To put that into perspective, AIG received the largest share of the TARP fund so far - $40 billion. Just a few days after getting the cash it spent $440,000 on "a posh California retreat for its executives, complete with spa treatments, banquets and golf outings." In addition, it was recently reported that AIG has paid out 168 "retention" payments to company executives ranging from $92,500 to $4 million.
PNC Financial Services got a $7.7 billion slice of the pie and rather than use its new-found fortune to increase lending to customers, it purchased National City for $5.58 billion.
And, the day the U.S. automakers' CEOs pleaded for Congress to offer them a $25 billion bailout, all three flew to Washington D.C. in private luxurious jets.
Who exactly is benefiting from the generosity of the Treasury with our tax dollars? Many lenders are terminating small business lines of credit for no reason. American Express discontinued its entire small-business credit program nationwide. Bank of America, as it was receiving $15 billion in TARP funds, cancelled the line of credit at Republic Windows & Doors causing the company to abruptly close. Workers organized a sit-in demanding their 60-days severance pay that federal law requires if they do not get 60-days notice of a plant closure. Bank of America has since agreed to extend a limited amount of credit. Small businesses are still suffering from the credit crisis and they employ about half of all private sector employees.

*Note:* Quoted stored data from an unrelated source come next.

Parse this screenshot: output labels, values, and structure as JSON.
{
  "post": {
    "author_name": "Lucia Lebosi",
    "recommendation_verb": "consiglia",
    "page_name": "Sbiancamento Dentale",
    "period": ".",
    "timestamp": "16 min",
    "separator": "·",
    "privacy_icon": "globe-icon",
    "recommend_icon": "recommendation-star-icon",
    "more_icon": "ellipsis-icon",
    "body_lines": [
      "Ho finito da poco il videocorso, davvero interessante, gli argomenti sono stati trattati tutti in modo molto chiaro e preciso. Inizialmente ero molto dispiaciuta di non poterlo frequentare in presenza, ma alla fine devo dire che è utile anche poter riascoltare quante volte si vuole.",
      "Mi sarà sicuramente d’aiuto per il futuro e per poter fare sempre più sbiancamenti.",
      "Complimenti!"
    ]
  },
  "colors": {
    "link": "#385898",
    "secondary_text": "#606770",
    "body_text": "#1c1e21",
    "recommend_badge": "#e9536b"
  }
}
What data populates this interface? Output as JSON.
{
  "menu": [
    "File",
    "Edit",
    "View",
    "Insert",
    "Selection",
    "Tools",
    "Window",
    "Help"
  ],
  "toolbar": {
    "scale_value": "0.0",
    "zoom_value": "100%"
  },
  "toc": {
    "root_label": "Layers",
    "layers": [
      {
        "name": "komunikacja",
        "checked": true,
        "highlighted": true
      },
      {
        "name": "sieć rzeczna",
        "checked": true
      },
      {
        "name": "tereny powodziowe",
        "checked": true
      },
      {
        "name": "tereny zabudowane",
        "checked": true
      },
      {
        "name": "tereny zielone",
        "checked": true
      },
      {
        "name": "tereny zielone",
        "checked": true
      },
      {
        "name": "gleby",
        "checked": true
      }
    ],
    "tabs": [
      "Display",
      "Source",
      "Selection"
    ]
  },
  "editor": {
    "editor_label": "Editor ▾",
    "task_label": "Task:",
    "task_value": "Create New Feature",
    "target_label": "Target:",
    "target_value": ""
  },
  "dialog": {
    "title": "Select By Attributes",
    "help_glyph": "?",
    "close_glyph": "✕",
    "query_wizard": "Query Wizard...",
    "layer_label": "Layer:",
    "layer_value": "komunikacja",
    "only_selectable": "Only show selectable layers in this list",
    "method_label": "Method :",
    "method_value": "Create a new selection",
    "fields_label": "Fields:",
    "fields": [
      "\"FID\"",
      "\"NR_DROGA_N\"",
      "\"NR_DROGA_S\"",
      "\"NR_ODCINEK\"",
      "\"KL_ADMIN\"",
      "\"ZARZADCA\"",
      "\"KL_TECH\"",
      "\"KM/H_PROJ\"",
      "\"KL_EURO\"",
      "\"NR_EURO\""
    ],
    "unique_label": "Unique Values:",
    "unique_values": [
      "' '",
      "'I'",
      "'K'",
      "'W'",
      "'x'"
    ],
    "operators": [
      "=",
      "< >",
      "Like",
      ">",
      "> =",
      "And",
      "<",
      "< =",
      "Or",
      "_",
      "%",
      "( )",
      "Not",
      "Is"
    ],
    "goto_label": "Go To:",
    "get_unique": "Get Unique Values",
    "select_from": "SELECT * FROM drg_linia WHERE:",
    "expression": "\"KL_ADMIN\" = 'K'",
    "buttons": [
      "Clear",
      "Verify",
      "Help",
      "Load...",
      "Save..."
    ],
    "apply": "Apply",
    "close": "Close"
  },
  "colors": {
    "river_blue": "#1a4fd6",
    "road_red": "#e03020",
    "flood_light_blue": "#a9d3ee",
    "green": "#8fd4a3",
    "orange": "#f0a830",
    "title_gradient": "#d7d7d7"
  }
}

The American people may be directly affected by the lack of available credit as credit card companies begin to cancel accounts.
The country's biggest credit-card lenders -- Bank of America, Citigroup, JPMorgan Chase, American Express and Capital One -- could cut as much as $2 trillion in consumer credit lines during the next 18 months, according to a recent report by Meredith Whitney, an analyst with Oppenheimer & Co.
This will freeze money when credit is already tight and will hurt consumers -- even those who are current on their bills -- and their credit scores.
There is no doubt that we need more oversight of the Treasury's use of TARP funds. Even the Government Accountability Office said that oversight of TAPR is "seriously lacking." The COP will certainly provide that, but what is even better, in my opinion, is that the chairperson, Elizabeth Warren, will provide it with a keen awareness of plight of the middle class family.
There has been a perception that the bailout has been orchestrated by Wall Street and Harvard elitists, and although Warren is a Harvard professor, she describes herself as the "kid from Oklahoma who has the degree from the University of Huston." She has been researching the middle class for 25 years and she knows what she is talking about.
Among her many publications, there are two that I am eager to read: "The Vanishing Middle Class" in Ending Poverty in America: How to Restore the American Dream; and The Two-Income Trap. Though I haven't had the opportunity to read these yet, I have read two of her bankruptcy books and I have watched some of her interviews and lectures on YouTube. (See The Coming Collapse of the Middle Class and Conversations with History: Elizabeth Warren).
I am pleased to see Warren on the COP. We all need someone with her particular understanding of the middle class economy to take a hard look at what the government is doing with hundreds of billions of tax money in the TARP fund.